Technology and methodology

A description of how our scoring methodology works.

Our methodology

NS8 employs many different detection methods to determine whether or not a user is valid. Some of these methods are algorithmic, while others are learned over time by detecting patterns in the data. We explain some of these methods below, but in order to protect our intellectual property and prevent reverse-engineering, not all methods will be listed here.

Scoring

Some methods are fairly conclusive about users' validity. Other methods produce a likelihood of validity, which we then compile into a unified score with a value between 0 and 1000. The lower the score, the less likely the user is valid. For example, someone using a proxy to route traffic through a data center's IP address will receive a low score. On the other hand, there may be certain countries from which the bulk of invalid traffic originates, but these countries also have real users—legitimate users from these countries will still receive high scores.

Bots

A large and growing percentage of web traffic is generated by bots, spiders, extensions, headless browsers, toolbars, and other nonhumans (collectively referred to as “bots”). These bots have become increasingly sophisticated in how they disguise themselves, which means that fraud defense systems must continuously evolve their methods for detecting malicious traffic.

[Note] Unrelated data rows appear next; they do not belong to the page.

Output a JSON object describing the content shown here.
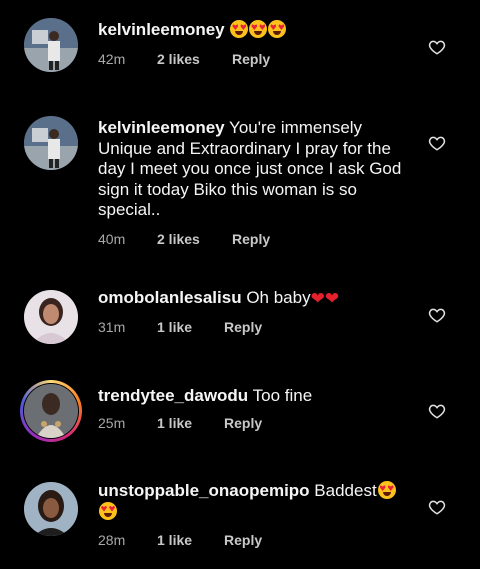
{
  "comments": [
    {
      "username": "kelvinleemoney",
      "text": "",
      "emojis_after": 3,
      "time": "42m",
      "likes": "2 likes",
      "reply": "Reply"
    },
    {
      "username": "kelvinleemoney",
      "text": "You're immensely Unique and Extraordinary I pray for the day I meet you once just once I ask God sign it today Biko this woman is so special..",
      "time": "40m",
      "likes": "2 likes",
      "reply": "Reply"
    },
    {
      "username": "omobolanlesalisu",
      "text": "Oh baby",
      "hearts_after": 2,
      "time": "31m",
      "likes": "1 like",
      "reply": "Reply"
    },
    {
      "username": "trendytee_dawodu",
      "text": "Too fine",
      "time": "25m",
      "likes": "1 like",
      "reply": "Reply"
    },
    {
      "username": "unstoppable_onaopemipo",
      "text": "Baddest",
      "emojis_after": 2,
      "time": "28m",
      "likes": "1 like",
      "reply": "Reply"
    }
  ],
  "icons": {
    "like": "heart-outline-icon",
    "emoji_love": "heart-eyes-emoji",
    "emoji_red_heart": "red-heart-emoji"
  },
  "colors": {
    "background": "#000000",
    "text": "#f5f5f5",
    "meta": "#a8a8a8",
    "story_ring": "#d62976"
  }
}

Here are some of the indicators that we check when assessing a potential bot:

Block List

We check every IP address against our database of known infected machines. This tool detects machines that have been hijacked as spambots and machines that are infected with viruses and generate large amounts of automated traffic or clicks. This database is maintained in real-time to detect emerging sources of fraud and keep us up-to-date on the latest trends.

Data Center Origin

We maintain a list of data center-based IP address ranges since many bot networks will use data centers to create or proxy traffic. For example, a session from within Amazon Web Services' data center address block is unlikely to be valid, because these locations are server rooms that are usually inaccessible to human beings.

Public Web Proxies

Public web proxies are also used to hide a user’s location by broadcasting an IP address that appears to come from somewhere other than their real location, much like proxying through a data center above. We maintain a real-time database of public web proxies so we can detect proxy-based sessions and score users accordingly.

TOR

The Onion Router (TOR) is free-to-use software that enables anonymous online communication. TOR does have legitimate uses, but because it hides the origin of the user, it is inherently suspicious and can be used to generate random sessions.

Spoofed User Agents

Bots often rotate their user agents to appear to be multiple devices in order to generate realistic-looking traffic. We have developed technology to match the user agent to the browser’s capabilities and detect sessions that have altered their user agent.

Invalid Searches

Bots sometimes create fake referrer headers to appear to be from a search engine. In many cases, these headers differ from real search engine referrer structures.

Collusion

This method detects the coincidence of a set of IP addresses and a set of publisher sites.

Other Proprietary Methods

We have developed several other methods for detecting fraudulent sessions and this continues to be a primary focus of our research efforts.

Hidden Users

Hidden users originate from sessions where no page is ever visible on the screen. Whether they are a bot or just a human user that never looks at their display, a hidden session will receive a score of 0 because no page content was ever looked at by a real person.

Here are some of the primary reasons that a user may be categorized as a hidden session:

Preloading

Search engines will preload pages in the background while a user types in a search query. The search engine attempts to predict which link or links the user will click and then loads the pages from those links. This is a way to improve the performance of web browsing; however, many of the preloaded pages are never made visible and should not be counted as evidence of real site activity.

Browser Window Hidden

This occurs when a browser window is behind another window, so web content can’t be seen by the human user.

Background Browser Tabs

A browser tab can be launched in the background and load pages. These pages are never visible unless the user opens the tab.

Bots

The session is detected as a bot and not a real person. This is usually the default reason unless the user falls under one of the categories above.

Our technology tracks whether a session is ever viewed and updates the visibility based on that. For example, if a page is hidden during a preload, it is initially recorded as hidden and given a score of zero. If the user clicks the link to view the preloaded page, that is detected and the session is updated with a new score.